Even if the four-year cycle is breaking, as some commentators believe, there’s still the reasonable possibility of a price slide happening simply because “people expected it to happen. So they sold and they made it happen,” Back said.
That logic is likely to change only when people see strength in the market, he said. That's now coming in the form of institutional flows, such as the ETFs, sovereign and sovereign wealth fund investments, and investors buying bitcoin directly or shares in bitcoin treasury companies such as Strategy (MSTR), formerly called MicroStrategy.
“They are growing their ability to buy bitcoin in different market conditions,” Back said. "MicroStrategy, particularly, has been having an accelerated success with their Stretch kind of fixed-income product. So they've been able to use that to buy a lot of bitcoin, and it's escalated even in the last few weeks. So those recurring buyers plus new institutional and wealth management buyers will eventually overwhelm the sellers.”
Strategy’s Stretch (STRC) is a perpetual preferred stock designed as a high-yield, bitcoin-backed income instrument.
Quantum-tative
As well as fielding inquiries about his identity, Back has also been answering a volley of claims about quantum-computing hardware progressing faster than expected and its power to break Bitcoin’s cryptography.

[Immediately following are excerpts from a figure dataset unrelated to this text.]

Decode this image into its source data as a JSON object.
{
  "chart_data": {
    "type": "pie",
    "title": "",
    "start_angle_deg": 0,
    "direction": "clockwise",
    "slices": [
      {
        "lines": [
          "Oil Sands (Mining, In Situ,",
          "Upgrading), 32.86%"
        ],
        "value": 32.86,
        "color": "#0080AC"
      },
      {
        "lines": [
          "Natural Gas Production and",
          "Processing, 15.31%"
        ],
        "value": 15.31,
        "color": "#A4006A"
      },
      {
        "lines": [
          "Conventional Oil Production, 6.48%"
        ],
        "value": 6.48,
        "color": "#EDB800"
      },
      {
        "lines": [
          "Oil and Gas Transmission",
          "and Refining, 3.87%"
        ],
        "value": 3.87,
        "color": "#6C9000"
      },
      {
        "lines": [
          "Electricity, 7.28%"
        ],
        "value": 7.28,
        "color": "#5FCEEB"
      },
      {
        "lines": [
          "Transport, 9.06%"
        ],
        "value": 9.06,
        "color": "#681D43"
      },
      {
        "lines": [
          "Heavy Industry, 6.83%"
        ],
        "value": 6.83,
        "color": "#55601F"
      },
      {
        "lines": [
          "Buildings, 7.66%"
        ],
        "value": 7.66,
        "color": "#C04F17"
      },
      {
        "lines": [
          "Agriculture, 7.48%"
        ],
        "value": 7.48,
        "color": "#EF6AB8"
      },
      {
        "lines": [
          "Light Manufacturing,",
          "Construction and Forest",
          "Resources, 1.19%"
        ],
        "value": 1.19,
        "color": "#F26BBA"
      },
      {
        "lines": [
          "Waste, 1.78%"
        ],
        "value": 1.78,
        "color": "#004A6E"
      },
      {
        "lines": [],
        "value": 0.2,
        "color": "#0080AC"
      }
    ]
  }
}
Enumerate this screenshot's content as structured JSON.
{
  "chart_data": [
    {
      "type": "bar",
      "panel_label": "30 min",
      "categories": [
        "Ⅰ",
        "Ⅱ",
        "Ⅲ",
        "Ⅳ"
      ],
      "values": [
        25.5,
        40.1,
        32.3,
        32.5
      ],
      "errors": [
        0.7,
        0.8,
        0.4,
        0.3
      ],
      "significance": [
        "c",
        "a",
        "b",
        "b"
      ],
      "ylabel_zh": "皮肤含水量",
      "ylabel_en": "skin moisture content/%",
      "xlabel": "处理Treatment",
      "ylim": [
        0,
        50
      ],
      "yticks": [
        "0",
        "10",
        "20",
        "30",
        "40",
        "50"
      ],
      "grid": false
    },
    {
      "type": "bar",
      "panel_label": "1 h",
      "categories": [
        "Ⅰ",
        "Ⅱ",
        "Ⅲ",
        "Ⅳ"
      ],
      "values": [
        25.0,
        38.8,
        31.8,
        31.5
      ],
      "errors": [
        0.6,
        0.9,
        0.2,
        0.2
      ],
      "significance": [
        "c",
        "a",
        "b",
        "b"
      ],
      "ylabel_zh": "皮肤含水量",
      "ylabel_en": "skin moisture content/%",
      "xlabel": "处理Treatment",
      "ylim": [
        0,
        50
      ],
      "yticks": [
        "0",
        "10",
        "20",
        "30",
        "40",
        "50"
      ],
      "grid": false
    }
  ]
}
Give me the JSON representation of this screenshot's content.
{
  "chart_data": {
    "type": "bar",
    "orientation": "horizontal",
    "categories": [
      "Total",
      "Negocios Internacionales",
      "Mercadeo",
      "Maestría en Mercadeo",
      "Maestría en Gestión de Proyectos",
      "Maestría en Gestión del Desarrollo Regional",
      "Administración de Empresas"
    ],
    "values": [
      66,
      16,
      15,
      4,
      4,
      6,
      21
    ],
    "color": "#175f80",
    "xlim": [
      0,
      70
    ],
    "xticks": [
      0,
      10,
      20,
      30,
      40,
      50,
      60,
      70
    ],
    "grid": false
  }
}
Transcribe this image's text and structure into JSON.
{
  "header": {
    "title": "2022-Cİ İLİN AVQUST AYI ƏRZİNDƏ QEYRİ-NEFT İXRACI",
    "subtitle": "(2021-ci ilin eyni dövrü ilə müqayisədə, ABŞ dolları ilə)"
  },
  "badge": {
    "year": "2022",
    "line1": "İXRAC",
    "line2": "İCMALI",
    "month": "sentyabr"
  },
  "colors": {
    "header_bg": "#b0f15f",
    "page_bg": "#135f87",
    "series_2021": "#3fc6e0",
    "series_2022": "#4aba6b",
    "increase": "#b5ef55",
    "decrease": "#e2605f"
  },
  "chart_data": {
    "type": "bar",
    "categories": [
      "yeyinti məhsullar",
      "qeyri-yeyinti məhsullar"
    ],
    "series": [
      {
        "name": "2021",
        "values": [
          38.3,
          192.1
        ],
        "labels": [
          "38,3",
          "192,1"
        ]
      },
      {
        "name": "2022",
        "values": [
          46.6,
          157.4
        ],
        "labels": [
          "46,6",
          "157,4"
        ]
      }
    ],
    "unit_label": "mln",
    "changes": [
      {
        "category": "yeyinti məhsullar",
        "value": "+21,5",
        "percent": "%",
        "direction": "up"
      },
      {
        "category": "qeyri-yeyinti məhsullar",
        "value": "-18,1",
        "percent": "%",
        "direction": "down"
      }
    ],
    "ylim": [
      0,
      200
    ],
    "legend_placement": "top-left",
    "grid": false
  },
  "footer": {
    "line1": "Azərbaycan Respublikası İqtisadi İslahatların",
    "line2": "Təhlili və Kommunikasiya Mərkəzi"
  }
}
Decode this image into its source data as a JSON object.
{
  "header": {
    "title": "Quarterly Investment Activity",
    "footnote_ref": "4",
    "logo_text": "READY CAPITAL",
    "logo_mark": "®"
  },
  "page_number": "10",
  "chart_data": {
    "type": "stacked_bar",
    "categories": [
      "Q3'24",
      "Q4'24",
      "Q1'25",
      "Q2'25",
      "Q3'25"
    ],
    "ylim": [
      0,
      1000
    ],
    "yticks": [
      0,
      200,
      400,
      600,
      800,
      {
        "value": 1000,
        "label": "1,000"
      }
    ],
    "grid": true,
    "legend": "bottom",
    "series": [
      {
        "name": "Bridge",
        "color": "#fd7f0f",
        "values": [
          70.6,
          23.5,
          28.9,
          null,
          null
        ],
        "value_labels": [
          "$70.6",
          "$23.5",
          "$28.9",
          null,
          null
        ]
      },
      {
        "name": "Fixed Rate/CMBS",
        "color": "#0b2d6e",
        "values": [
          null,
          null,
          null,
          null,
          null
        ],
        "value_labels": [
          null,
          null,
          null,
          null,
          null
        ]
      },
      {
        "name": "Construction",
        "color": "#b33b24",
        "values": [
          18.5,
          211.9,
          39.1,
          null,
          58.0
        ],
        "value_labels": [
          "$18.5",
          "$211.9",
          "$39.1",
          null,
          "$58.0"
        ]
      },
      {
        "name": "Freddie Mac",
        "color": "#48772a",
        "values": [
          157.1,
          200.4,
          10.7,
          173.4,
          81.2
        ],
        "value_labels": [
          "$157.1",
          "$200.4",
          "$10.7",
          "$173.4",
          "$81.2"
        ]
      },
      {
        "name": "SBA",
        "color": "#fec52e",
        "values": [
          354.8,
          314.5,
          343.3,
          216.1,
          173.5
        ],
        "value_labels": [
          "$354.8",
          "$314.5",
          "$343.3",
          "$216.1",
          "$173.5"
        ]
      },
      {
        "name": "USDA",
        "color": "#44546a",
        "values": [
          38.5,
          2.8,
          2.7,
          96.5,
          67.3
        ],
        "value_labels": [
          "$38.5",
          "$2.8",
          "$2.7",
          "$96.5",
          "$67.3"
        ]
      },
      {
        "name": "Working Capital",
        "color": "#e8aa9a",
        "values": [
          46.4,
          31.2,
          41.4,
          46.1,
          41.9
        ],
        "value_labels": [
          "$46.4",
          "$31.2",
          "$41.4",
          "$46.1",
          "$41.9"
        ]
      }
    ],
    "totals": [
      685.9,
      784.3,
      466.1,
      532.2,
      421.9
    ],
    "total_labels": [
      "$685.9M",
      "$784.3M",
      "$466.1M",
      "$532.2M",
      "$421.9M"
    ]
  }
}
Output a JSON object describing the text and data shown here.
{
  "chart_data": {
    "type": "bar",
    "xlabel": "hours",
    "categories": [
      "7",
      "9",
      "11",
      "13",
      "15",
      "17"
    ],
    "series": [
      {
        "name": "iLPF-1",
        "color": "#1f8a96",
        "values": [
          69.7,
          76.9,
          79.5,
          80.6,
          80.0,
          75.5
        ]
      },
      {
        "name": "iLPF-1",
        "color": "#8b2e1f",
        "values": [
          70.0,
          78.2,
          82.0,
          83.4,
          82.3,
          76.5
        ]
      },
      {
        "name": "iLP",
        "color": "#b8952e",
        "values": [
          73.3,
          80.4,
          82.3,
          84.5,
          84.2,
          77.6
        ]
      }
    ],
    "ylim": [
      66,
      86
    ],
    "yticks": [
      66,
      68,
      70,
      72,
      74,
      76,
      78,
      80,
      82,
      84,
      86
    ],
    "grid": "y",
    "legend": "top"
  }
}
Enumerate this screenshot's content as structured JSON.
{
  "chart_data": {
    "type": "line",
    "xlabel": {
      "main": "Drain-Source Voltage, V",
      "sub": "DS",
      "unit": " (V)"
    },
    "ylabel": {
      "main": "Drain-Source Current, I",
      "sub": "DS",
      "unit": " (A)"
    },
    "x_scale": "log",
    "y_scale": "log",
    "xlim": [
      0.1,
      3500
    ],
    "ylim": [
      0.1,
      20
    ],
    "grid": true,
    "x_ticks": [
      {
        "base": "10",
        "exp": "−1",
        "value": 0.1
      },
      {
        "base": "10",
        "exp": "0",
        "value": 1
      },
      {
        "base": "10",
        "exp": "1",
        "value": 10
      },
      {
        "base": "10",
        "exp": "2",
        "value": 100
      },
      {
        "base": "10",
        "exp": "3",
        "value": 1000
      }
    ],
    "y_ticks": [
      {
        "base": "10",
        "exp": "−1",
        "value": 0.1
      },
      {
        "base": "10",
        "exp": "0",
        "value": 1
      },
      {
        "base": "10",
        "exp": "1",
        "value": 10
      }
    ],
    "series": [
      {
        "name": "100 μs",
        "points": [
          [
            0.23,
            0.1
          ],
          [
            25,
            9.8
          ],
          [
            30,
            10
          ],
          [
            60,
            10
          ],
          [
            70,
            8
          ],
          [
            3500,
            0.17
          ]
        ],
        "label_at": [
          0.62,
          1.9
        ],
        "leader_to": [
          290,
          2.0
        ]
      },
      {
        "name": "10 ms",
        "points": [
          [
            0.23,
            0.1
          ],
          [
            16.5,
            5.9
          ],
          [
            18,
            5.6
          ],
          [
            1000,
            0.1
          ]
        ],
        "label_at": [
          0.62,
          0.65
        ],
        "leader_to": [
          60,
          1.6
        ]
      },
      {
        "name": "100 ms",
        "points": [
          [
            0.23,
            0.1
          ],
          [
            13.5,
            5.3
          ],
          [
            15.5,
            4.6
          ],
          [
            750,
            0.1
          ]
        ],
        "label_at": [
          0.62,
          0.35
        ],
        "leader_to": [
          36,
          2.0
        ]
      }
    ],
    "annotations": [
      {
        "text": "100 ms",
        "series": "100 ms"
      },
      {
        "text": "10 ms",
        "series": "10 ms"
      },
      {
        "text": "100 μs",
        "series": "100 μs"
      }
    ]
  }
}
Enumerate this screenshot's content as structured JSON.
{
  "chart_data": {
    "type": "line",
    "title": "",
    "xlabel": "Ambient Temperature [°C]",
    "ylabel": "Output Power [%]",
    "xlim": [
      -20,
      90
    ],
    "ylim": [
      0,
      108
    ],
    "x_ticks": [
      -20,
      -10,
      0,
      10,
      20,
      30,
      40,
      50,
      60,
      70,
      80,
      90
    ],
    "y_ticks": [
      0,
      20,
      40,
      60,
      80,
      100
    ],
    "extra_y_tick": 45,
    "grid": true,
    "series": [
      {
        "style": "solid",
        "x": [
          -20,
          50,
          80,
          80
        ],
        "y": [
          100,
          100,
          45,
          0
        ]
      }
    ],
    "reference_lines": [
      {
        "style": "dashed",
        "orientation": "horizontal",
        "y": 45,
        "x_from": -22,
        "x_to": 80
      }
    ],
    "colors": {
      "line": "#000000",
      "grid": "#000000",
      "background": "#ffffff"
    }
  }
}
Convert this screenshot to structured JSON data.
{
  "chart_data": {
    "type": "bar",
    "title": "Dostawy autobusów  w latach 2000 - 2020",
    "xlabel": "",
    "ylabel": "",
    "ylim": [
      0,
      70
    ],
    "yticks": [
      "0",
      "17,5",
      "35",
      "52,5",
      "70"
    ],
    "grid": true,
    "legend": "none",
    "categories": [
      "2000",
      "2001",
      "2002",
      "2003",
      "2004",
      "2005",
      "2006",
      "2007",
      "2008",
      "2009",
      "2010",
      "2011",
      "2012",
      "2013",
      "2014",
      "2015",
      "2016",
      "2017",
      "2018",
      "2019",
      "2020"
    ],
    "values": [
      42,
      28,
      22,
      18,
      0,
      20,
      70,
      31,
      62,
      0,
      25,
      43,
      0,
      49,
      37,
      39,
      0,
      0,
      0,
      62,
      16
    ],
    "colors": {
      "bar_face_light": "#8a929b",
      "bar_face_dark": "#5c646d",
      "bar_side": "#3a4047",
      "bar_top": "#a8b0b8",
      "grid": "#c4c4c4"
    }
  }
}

“People are trying to say it's a factor,” Back said of quantum technology’s effect on the price of bitcoin. “But I think there's a lot of information asymmetry in these markets, meaning that things which you think are perfectly clear are confusing to some other people, and their uncertainty impacts their decisions.”
That said, the recent round of quantum doomsaying may have institutions paying a bit of attention, Back conceded.
“Institutions are more systematic about risk,” he said. “So if there's a tail risk, even a small one, they want to know that it's covered. For retail investors, it sounds like something in the distant future that perhaps they’re not really worried about. But institutions will think a decade ahead and ask, ‘Is this 1% risk? Is there an answer to it?’ They'll check stuff like that.”